ÖRGÜTLENİRSEK NE OLACAK?
Toplumumuzun örgütlü olmadığı sık sık dile getirilir. Bu, pek yanlış değildir ama “tam” doğru da değildir.
Örgütsüz denildiyse toplumumuz hiç de örgütsüz değildir. Çeşitli meslek kuruluşları, dernekler, vakıflar vardır ve bunlar tanım itibariyle birer “sivil toplum örgütü”dürler. Ayrıca çok sayıdaki siyasi partilerimiz de aynı sınıfa girmektedirler.
Daha yaygın örgütlenme yolunda çaba harcamak muhakkak ki gerekir. Ama bir yandan da, mevcut örgütlenmeye daha yakın plandan bakıp, bunlardan umulan faydaların sağlanıp sağlanamadığına, sağlanamıyorsa nedenlerine inilmesi iyi olur.
Böyle yapılmadan, sadece örgütlenmiş olmak için örgütlenilirse ve faraza bu örgütlenme de umulan yararı sağlayamıyorsa, bu defa yanlışı yaygınlaştırmak gibi bir duruma düşülür ki bu, hiç örgütlenmemiş olmaktan pek farklı olmayabilir.
Sivil toplum örgütlerimizin amaçları, çalışma biçimleri, yaygınlıkları gibi nitelikleri çok farklı olmasına karşın, istisna sayılması gereken az sayıdaki örgüt hariç olmak üzere, bir özellik açısından aralarında oldukça benzerlik vardır: örgüt imkanlarının, örgüt amaçları dışında kullanımı!
Örgüt imkanlarının örgüt amaçları dışında kullanımı, “hırsızlık” kavramının tanımına tıpatıp uymaktadır. Belirli bir amacı gerçekleştirmek ümidiyle biraraya gelmiş bulunan kişilerin amaçlar doğrultusunda tahsis ettikleri kaynaklar ve bu kaynaklar kullanılarak yaratılan ek kaynaklar, örgüt yönetiminin emanet edildiği kişiler tarafından başka amaçlar için kullanılırsa, bu tam bir hırsızlık fiilidir.
Ama durumu daha da vahim yapan bu değildir. Bu kötüye kullanım, örneğin meslek kuruluşlarında o meslek mensuplarının çıkarlarının savunulamamasına, kişilerin bizatihi demokrasi alet edilerek demokrasinin en büyük nimetinden mahrum edilmesine yol açmaktadır.
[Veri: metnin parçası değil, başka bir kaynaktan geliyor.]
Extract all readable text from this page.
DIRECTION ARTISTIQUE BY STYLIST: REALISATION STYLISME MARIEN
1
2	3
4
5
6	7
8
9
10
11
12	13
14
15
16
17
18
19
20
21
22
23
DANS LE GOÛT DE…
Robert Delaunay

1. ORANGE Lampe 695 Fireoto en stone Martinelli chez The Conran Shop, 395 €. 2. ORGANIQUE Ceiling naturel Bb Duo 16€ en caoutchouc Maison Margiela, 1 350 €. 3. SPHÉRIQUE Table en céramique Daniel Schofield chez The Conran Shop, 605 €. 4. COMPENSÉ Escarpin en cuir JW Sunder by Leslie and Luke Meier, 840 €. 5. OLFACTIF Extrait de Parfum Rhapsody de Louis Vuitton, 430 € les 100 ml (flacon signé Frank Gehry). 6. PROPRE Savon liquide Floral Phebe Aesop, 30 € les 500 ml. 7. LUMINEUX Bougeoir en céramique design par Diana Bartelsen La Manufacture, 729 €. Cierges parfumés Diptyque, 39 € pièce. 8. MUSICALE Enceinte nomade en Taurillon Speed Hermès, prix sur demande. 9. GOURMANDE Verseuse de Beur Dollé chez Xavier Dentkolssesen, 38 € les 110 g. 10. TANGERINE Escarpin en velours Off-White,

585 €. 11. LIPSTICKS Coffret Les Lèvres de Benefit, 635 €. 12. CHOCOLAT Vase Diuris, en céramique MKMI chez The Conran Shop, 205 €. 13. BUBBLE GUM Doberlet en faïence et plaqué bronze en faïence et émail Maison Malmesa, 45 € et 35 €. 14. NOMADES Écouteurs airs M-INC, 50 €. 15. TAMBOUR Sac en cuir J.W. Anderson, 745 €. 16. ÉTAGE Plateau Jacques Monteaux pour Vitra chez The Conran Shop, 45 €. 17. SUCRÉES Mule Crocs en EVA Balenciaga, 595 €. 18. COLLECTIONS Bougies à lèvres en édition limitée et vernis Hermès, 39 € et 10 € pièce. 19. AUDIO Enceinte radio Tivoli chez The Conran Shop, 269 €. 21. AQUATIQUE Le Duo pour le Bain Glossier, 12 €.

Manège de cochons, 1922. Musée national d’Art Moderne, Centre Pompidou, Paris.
Toplumumuzun tam örgütlenerek çeşitli kesimlerin dengelenmemiş güçlerini dengeleyebilmeyi bir türlü başaramayışının nedenlerinden önemli birisi de, bu suistimalleri gören kişilerin, “biz de örgütlensek nasıl olsa bir-iki uyanık yiyecektir” diye düşünmelerine yol açmaktadır.
Halisane amaçlar öne sürülerek kurulmuş birçok dernek, vakıf ve meslek kuruluşunda maalesef durum budur. Bir avuç insan buraları ele geçirmiş, siyasal, ticari ve benzeri amaçlarına ulaşmak için buraların kaynaklarını kullanmaktadır.
Görev, bu kuruluşların üyelerine düşmektedir. Verdikleri her kuruşun hesabını sormadıkça, bu hırsızlık sürecek ve örgütlü “gibi” görünen toplumumuz bir kabileden daha örgütlü olamayacaktır.